Combination of CNVs of exon 7 of SMN2 and deletion of exon 5 of NAIP genes revealed that they are closely related to the occurrence and development of spinal muscular atrophy in patients. In the current study, patients with homozygous deletion of exon 5 of NAIP gene and two copies of SMN2 gene were likely to have type I SMA, whereas type II SMA patients mostly had no homozygous deletion of exon 5 of NAIP and 2 copies of exon 7 of SMN2. Finally, patients with 3 copies of exon 7 of SMN2 and no homozygous deletion of exon 5 of NAIP in addition to patients with homozygous deletion of exon 5 of NAIP and more than 3 copies of exon 7 of SMN2 had type III SMA. He and Zhang [31] reported that 50% of SMA type I patients had homozygous deletion of exon 7 of SMN1 and exon 5 of NAIP genes and with either one or two copies of exon 7 of SMN2 gene, which is compatible with our results where 60% (12/20) of type I SMA patients had homozygous deletion of exon 5 of NAIP and 1 or 2 copies of exon 7 of SMN2 gene. Theodorou and Nicolaou [21] showed that patients with 2 copies of exon 7 of SMN2 and homozygous deletion of exon 5 of NAIP were type I SMA patients. In the current study, the presence or absence of exon 5 of NAIP gene was of less value in determining the type of SMA when CNVs of exon 7 of SMN2 were 1 or 2 copies. On the other hand, presence of exon 5 of NAIP was more likely to be associated with milder types of SMA, when CNVs of exon 7 of SMN2 were 2 or more copies and vice versa.

Conclusions

We implemented PCR-RFLP, multiplex PCR, and real-time PCR to analyze the correlation between CNVs of SMN1, NAIP, and SMN2 genes and the SMA phenotype in Egyptian patients.

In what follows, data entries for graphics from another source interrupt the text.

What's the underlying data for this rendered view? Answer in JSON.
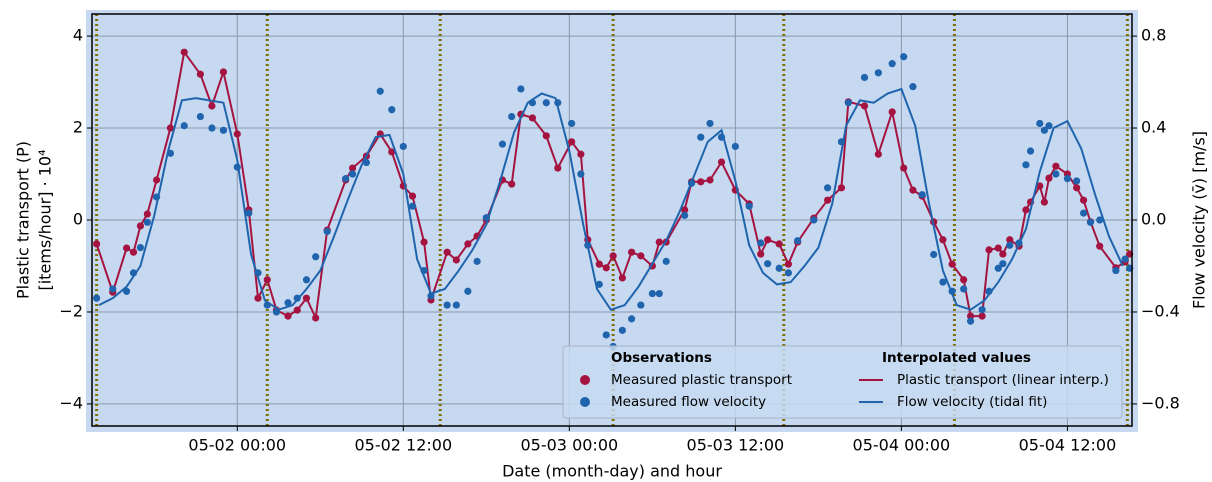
{
  "chart_data": {
    "type": "line",
    "x_label": "Date (month-day) and hour",
    "y_label": [
      "Plastic transport (P)",
      "[items/hour] · 10⁴"
    ],
    "y2_label": "Flow velocity (v̄) [m/s]",
    "xlim": [
      "05-01 13:30",
      "05-04 16:40"
    ],
    "xticks": [
      "05-02 00:00",
      "05-02 12:00",
      "05-03 00:00",
      "05-03 12:00",
      "05-04 00:00",
      "05-04 12:00"
    ],
    "ylim": [
      -4.48,
      4.48
    ],
    "yticks": [
      {
        "value": -4,
        "label": "−4"
      },
      {
        "value": -2,
        "label": "−2"
      },
      0,
      2,
      4
    ],
    "y2lim": [
      -0.896,
      0.896
    ],
    "y2ticks": [
      {
        "value": -0.8,
        "label": "−0.8"
      },
      {
        "value": -0.4,
        "label": "−0.4"
      },
      {
        "value": 0,
        "label": "0.0"
      },
      0.4,
      0.8
    ],
    "grid": true,
    "legend": "lower right",
    "legend_titles": [
      "Observations",
      "Interpolated values"
    ],
    "vlines": {
      "color": "#7f6e00",
      "x": [
        "05-01 13:50",
        "05-02 02:10",
        "05-02 14:40",
        "05-03 03:10",
        "05-03 15:30",
        "05-04 03:50",
        "05-04 16:20"
      ]
    },
    "x": [
      "05-01 13:50",
      "05-01 15:00",
      "05-01 16:00",
      "05-01 16:30",
      "05-01 17:00",
      "05-01 17:30",
      "05-01 18:10",
      "05-01 19:10",
      "05-01 20:10",
      "05-01 21:20",
      "05-01 22:10",
      "05-01 23:00",
      "05-02 00:00",
      "05-02 00:50",
      "05-02 01:30",
      "05-02 02:10",
      "05-02 02:50",
      "05-02 03:40",
      "05-02 04:20",
      "05-02 05:00",
      "05-02 05:40",
      "05-02 06:30",
      "05-02 07:50",
      "05-02 08:20",
      "05-02 09:20",
      "05-02 10:20",
      "05-02 11:10",
      "05-02 12:00",
      "05-02 12:40",
      "05-02 13:30",
      "05-02 14:00",
      "05-02 15:10",
      "05-02 15:50",
      "05-02 16:40",
      "05-02 17:20",
      "05-02 18:00",
      "05-02 19:10",
      "05-02 19:50",
      "05-02 20:30",
      "05-02 21:20",
      "05-02 22:20",
      "05-02 23:10",
      "05-03 00:10",
      "05-03 00:50",
      "05-03 01:20",
      "05-03 02:10",
      "05-03 02:40",
      "05-03 03:10",
      "05-03 03:50",
      "05-03 04:30",
      "05-03 05:10",
      "05-03 06:00",
      "05-03 06:30",
      "05-03 07:00",
      "05-03 08:20",
      "05-03 08:50",
      "05-03 09:30",
      "05-03 10:10",
      "05-03 11:00",
      "05-03 12:00",
      "05-03 13:00",
      "05-03 13:50",
      "05-03 14:20",
      "05-03 15:10",
      "05-03 15:50",
      "05-03 16:30",
      "05-03 17:40",
      "05-03 18:40",
      "05-03 19:40",
      "05-03 20:10",
      "05-03 21:20",
      "05-03 22:20",
      "05-03 23:20",
      "05-04 00:10",
      "05-04 00:50",
      "05-04 01:30",
      "05-04 02:20",
      "05-04 03:00",
      "05-04 03:40",
      "05-04 04:30",
      "05-04 05:00",
      "05-04 05:50",
      "05-04 06:20",
      "05-04 07:00",
      "05-04 07:20",
      "05-04 07:50",
      "05-04 08:30",
      "05-04 09:00",
      "05-04 09:20",
      "05-04 10:00",
      "05-04 10:20",
      "05-04 10:40",
      "05-04 11:10",
      "05-04 12:00",
      "05-04 12:40",
      "05-04 13:10",
      "05-04 13:40",
      "05-04 14:20",
      "05-04 15:30",
      "05-04 16:10",
      "05-04 16:30"
    ],
    "series": [
      {
        "name": "Measured plastic transport",
        "line_name": "Plastic transport (linear interp.)",
        "style": "markers+line",
        "color": "#a51440",
        "values": [
          -0.52,
          -1.57,
          -0.61,
          -0.7,
          -0.13,
          0.13,
          0.87,
          2.0,
          3.65,
          3.17,
          2.48,
          3.22,
          1.87,
          0.22,
          -1.7,
          -1.3,
          -1.96,
          -2.09,
          -1.96,
          -1.7,
          -2.13,
          -0.22,
          0.87,
          1.13,
          1.39,
          1.87,
          1.48,
          0.74,
          0.52,
          -0.48,
          -1.74,
          -0.7,
          -0.87,
          -0.52,
          -0.35,
          0.0,
          0.87,
          0.78,
          2.3,
          2.22,
          1.83,
          1.13,
          1.7,
          1.43,
          -0.43,
          -0.96,
          -1.04,
          -0.78,
          -1.26,
          -0.7,
          -0.78,
          -1.0,
          -0.48,
          -0.48,
          0.22,
          0.83,
          0.83,
          0.87,
          1.26,
          0.65,
          0.35,
          -0.74,
          -0.43,
          -0.52,
          -0.96,
          -0.48,
          0.04,
          0.43,
          0.7,
          2.57,
          2.48,
          1.43,
          2.35,
          1.13,
          0.65,
          0.52,
          -0.04,
          -0.43,
          -0.96,
          -1.3,
          -2.09,
          -2.09,
          -0.65,
          -0.61,
          -0.74,
          -0.43,
          -0.57,
          0.22,
          0.39,
          0.74,
          0.39,
          0.91,
          1.17,
          1.0,
          0.7,
          0.43,
          -0.04,
          -0.57,
          -1.04,
          -0.91,
          -0.74
        ]
      },
      {
        "name": "Measured flow velocity",
        "style": "markers",
        "axis": "y2",
        "color": "#1f64ad",
        "values": [
          -0.34,
          -0.3,
          -0.31,
          -0.23,
          -0.12,
          -0.01,
          0.1,
          0.29,
          0.41,
          0.45,
          0.4,
          0.39,
          0.23,
          0.03,
          -0.23,
          -0.37,
          -0.4,
          -0.36,
          -0.34,
          -0.26,
          -0.16,
          -0.05,
          0.18,
          0.2,
          0.25,
          0.56,
          0.48,
          0.32,
          0.06,
          -0.22,
          -0.33,
          -0.37,
          -0.37,
          -0.31,
          -0.18,
          0.01,
          0.33,
          0.45,
          0.57,
          0.51,
          0.51,
          0.51,
          0.42,
          0.2,
          -0.11,
          -0.28,
          -0.5,
          -0.55,
          -0.48,
          -0.43,
          -0.37,
          -0.32,
          -0.32,
          -0.18,
          0.02,
          0.16,
          0.36,
          0.42,
          0.36,
          0.32,
          0.06,
          -0.1,
          -0.19,
          -0.21,
          -0.23,
          -0.09,
          0.0,
          0.14,
          0.34,
          0.51,
          0.62,
          0.64,
          0.68,
          0.71,
          0.58,
          0.11,
          -0.15,
          -0.27,
          -0.31,
          -0.3,
          -0.44,
          -0.39,
          -0.31,
          -0.21,
          -0.19,
          -0.11,
          -0.1,
          0.24,
          0.3,
          0.42,
          0.39,
          0.41,
          0.2,
          0.18,
          0.17,
          0.03,
          -0.01,
          0.0,
          -0.22,
          -0.17,
          -0.21
        ]
      },
      {
        "name": "Flow velocity (tidal fit)",
        "style": "line",
        "axis": "y2",
        "color": "#1f64ad",
        "x": [
          "05-01 14:00",
          "05-01 15:00",
          "05-01 16:00",
          "05-01 17:00",
          "05-01 18:00",
          "05-01 19:00",
          "05-01 20:00",
          "05-01 21:00",
          "05-01 22:00",
          "05-01 23:00",
          "05-02 00:00",
          "05-02 01:00",
          "05-02 02:00",
          "05-02 03:00",
          "05-02 04:00",
          "05-02 05:00",
          "05-02 06:00",
          "05-02 07:00",
          "05-02 08:00",
          "05-02 09:00",
          "05-02 10:00",
          "05-02 11:00",
          "05-02 12:00",
          "05-02 13:00",
          "05-02 14:00",
          "05-02 15:00",
          "05-02 16:00",
          "05-02 17:00",
          "05-02 18:00",
          "05-02 19:00",
          "05-02 20:00",
          "05-02 21:00",
          "05-02 22:00",
          "05-02 23:00",
          "05-03 00:00",
          "05-03 01:00",
          "05-03 02:00",
          "05-03 03:00",
          "05-03 04:00",
          "05-03 05:00",
          "05-03 06:00",
          "05-03 07:00",
          "05-03 08:00",
          "05-03 09:00",
          "05-03 10:00",
          "05-03 11:00",
          "05-03 12:00",
          "05-03 13:00",
          "05-03 14:00",
          "05-03 15:00",
          "05-03 16:00",
          "05-03 17:00",
          "05-03 18:00",
          "05-03 19:00",
          "05-03 20:00",
          "05-03 21:00",
          "05-03 22:00",
          "05-03 23:00",
          "05-04 00:00",
          "05-04 01:00",
          "05-04 02:00",
          "05-04 03:00",
          "05-04 04:00",
          "05-04 05:00",
          "05-04 06:00",
          "05-04 07:00",
          "05-04 08:00",
          "05-04 09:00",
          "05-04 10:00",
          "05-04 11:00",
          "05-04 12:00",
          "05-04 13:00",
          "05-04 14:00",
          "05-04 15:00",
          "05-04 16:00"
        ],
        "values": [
          -0.37,
          -0.34,
          -0.29,
          -0.2,
          0.02,
          0.3,
          0.52,
          0.53,
          0.52,
          0.51,
          0.26,
          -0.15,
          -0.35,
          -0.39,
          -0.37,
          -0.3,
          -0.22,
          -0.07,
          0.09,
          0.24,
          0.36,
          0.37,
          0.2,
          -0.17,
          -0.32,
          -0.3,
          -0.22,
          -0.13,
          -0.02,
          0.17,
          0.38,
          0.51,
          0.55,
          0.53,
          0.3,
          -0.02,
          -0.3,
          -0.39,
          -0.37,
          -0.29,
          -0.19,
          -0.09,
          0.04,
          0.19,
          0.34,
          0.39,
          0.17,
          -0.11,
          -0.23,
          -0.28,
          -0.27,
          -0.2,
          -0.12,
          0.07,
          0.41,
          0.52,
          0.51,
          0.55,
          0.57,
          0.41,
          0.07,
          -0.22,
          -0.37,
          -0.39,
          -0.35,
          -0.27,
          -0.17,
          -0.04,
          0.21,
          0.4,
          0.43,
          0.31,
          0.11,
          -0.07,
          -0.2
        ]
      }
    ]
  }
}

Although we used three different molecular techniques to generate the genotype of SMA patients, the study showed the preference of the combination of modifier genes as a prognostic genetic pattern for phenotype determination rather than using SMN2 CNVs only. The genetic pattern including SMN1, SMN2, and NAIP genes can help more in the prognosis of the more severe SMA type rather than the less severe types. Moreover, determination of CNVs of exon 7 of SMN2 is of great importance in placement of the effectiveness of the new therapy (nusinersen), as it depends on having at least one copy of exon 7 of SMN2 gene.